I helped her to stand regardless, but within three or four hops, I knew we should sit.

“Can you make it to that log? We’ll rest awhile first.”

It would be dark soon, and the animals, who had slept all day in the woods behind us, would come alive. I had always preferred the fall. In providing shorter days, it was more merciful than spring or summer.

The two of us sat on a long fallen tree that looked as if it had once blocked access to the road but had been shunted to the side. Part of me wanted to keep walking, to see who or what lived at the end of Forche Lane.

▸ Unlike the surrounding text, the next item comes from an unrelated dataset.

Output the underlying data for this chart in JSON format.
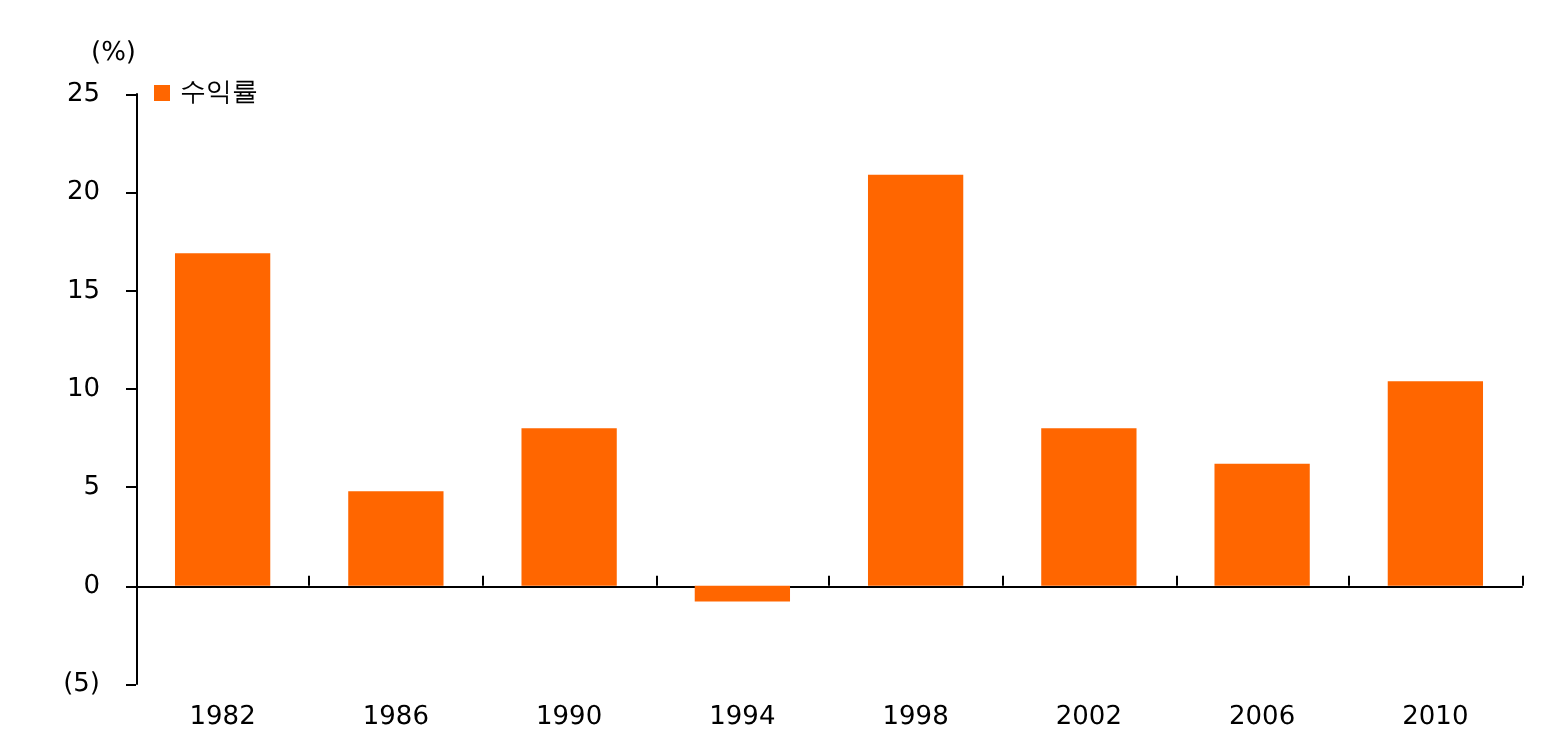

We were quiet. Sarah took out her stowed beer and popped the tab. While she sipped, I looked at the ground between my feet.

“Emily doesn’t know yet,” I said. “Your father told her that Grandma was dead but not how. I went to Natalie’s house afterward, but she wasn’t there. She’s dating someone pretty seriously. Hamish thinks they’ll get married. He was home. I needed someone, Sarah, and so I made love to him. I’m not proud of any of these things.”